In generale, secondo il National institute of diabetes
and digestive and kidney diseases, se la dieta viene rispettata, e la
malattia è solo all’inizio, è possibile restituire un funzionamento normale
all’intestino, con riscostituzione dei villi, nel giro di 3-6 mesi. In
adulti malati da tempo, la dieta riesce a eliminare i sintomi in periodi più
lunghi, fino a due anni.
La dieta gluten-free
Seguire una dieta priva di glgutine significa cambiare
stile di vita e eliminare tutti gli alimenti derivati da grano, orzo e
potenzialmente altri cereali, quindi quasi tutti gli alimenti confezionati,
dalle merendine alle torte, la pasta e il pane, la pizza. La carne, le
verdure, il riso e il mais invece non contengono glutine e quindi possono
entrare tranquillamente nella dieta del celiaco. Esistono ormai sul mercato
diversi prodotti sostitutivi, che portano la specifica dicitura gluten
free, che permettono al celiaco di seguire comunque una dieta
bilanciata. In alternativa o in combinazione, è possibile utilizzare farine
e altri derivati delle patate, del riso, della soia o di altri legumi.

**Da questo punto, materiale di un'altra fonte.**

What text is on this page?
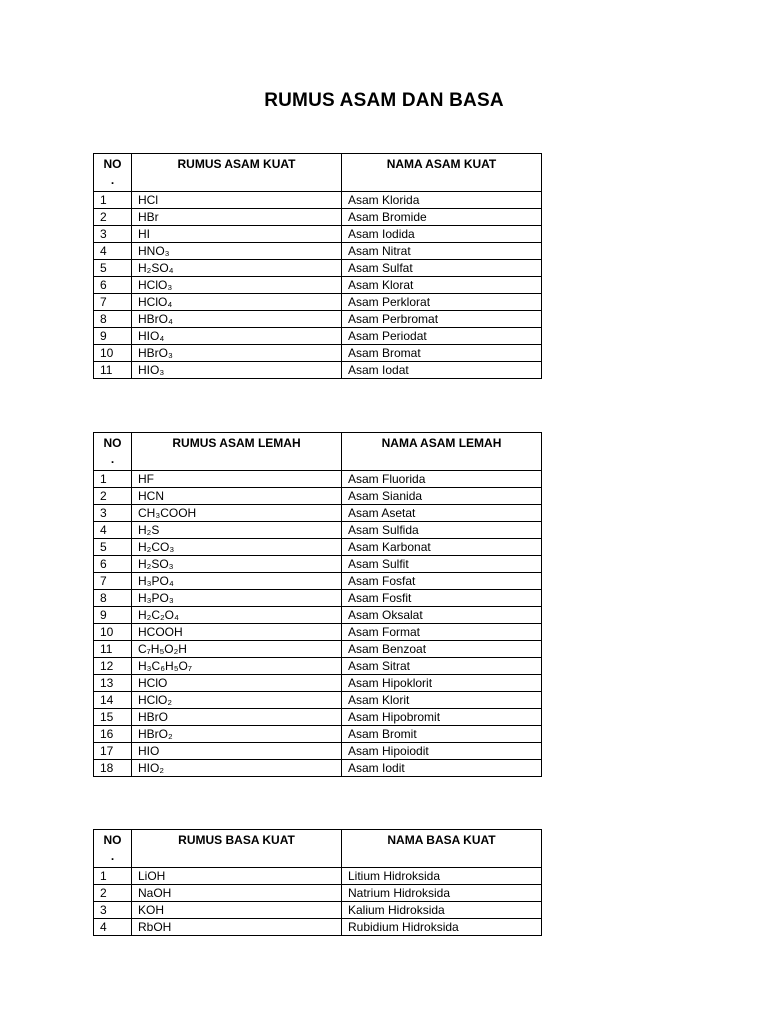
RUMUS ASAM DAN BASA
NO
.	RUMUS ASAM KUAT	NAMA ASAM KUAT
1	HCl	Asam Klorida
2	HBr	Asam Bromide
3	HI	Asam Iodida
4	HNO₃	Asam Nitrat
5	H₂SO₄	Asam Sulfat
6	HClO₃	Asam Klorat
7	HClO₄	Asam Perklorat
8	HBrO₄	Asam Perbromat
9	HIO₄	Asam Periodat
10	HBrO₃	Asam Bromat
11	HIO₃	Asam Iodat
NO
.	RUMUS ASAM LEMAH	NAMA ASAM LEMAH
1	HF	Asam Fluorida
2	HCN	Asam Sianida
3	CH₃COOH	Asam Asetat
4	H₂S	Asam Sulfida
5	H₂CO₃	Asam Karbonat
6	H₂SO₃	Asam Sulfit
7	H₃PO₄	Asam Fosfat
8	H₃PO₃	Asam Fosfit
9	H₂C₂O₄	Asam Oksalat
10	HCOOH	Asam Format
11	C₇H₅O₂H	Asam Benzoat
12	H₃C₆H₅O₇	Asam Sitrat
13	HClO	Asam Hipoklorit
14	HClO₂	Asam Klorit
15	HBrO	Asam Hipobromit
16	HBrO₂	Asam Bromit
17	HIO	Asam Hipoiodit
18	HIO₂	Asam Iodit
NO
.	RUMUS BASA KUAT	NAMA BASA KUAT
1	LiOH	Litium Hidroksida
2	NaOH	Natrium Hidroksida
3	KOH	Kalium Hidroksida
4	RbOH	Rubidium Hidroksida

La difficoltà maggiore per la persona affetta da
celiachia comunque è il fatto che la dieta deve essere organizzata in base
alle informazioni dettagliate disponibili sugli ingredienti di ciascun
piatto proposto a un ristorante o a una mensa o di ciascun prodotto in
vendita a un supermercato. Particolarmente importante è il fatto che il
glutine può essere ‘nascosto’ nei cibi, e perfino in alcuni farmaci, come
additivo, conservante o aroma. E’ quindi necessario richiedere informazioni
dettagliate su ogni singolo prodotto che si desidera acquistare e
utilizzare.
La situazione è notevolmente migliorata negli ultimi
anni: molti ristoranti specificano nei menù le portate gluten free e
sugli scaffali dei supermercati compare sempre più spesso la stessa dicitura
sui prodotti sicuri per le persone celiache.
Le
associazioni dei malati di celiachia e alcuni
siti di istituzioni sanitarie danno indicazioni dettagliate su quali
siano i prodotti ammissibili e quali quelli vietati nella dieta dei celiaci.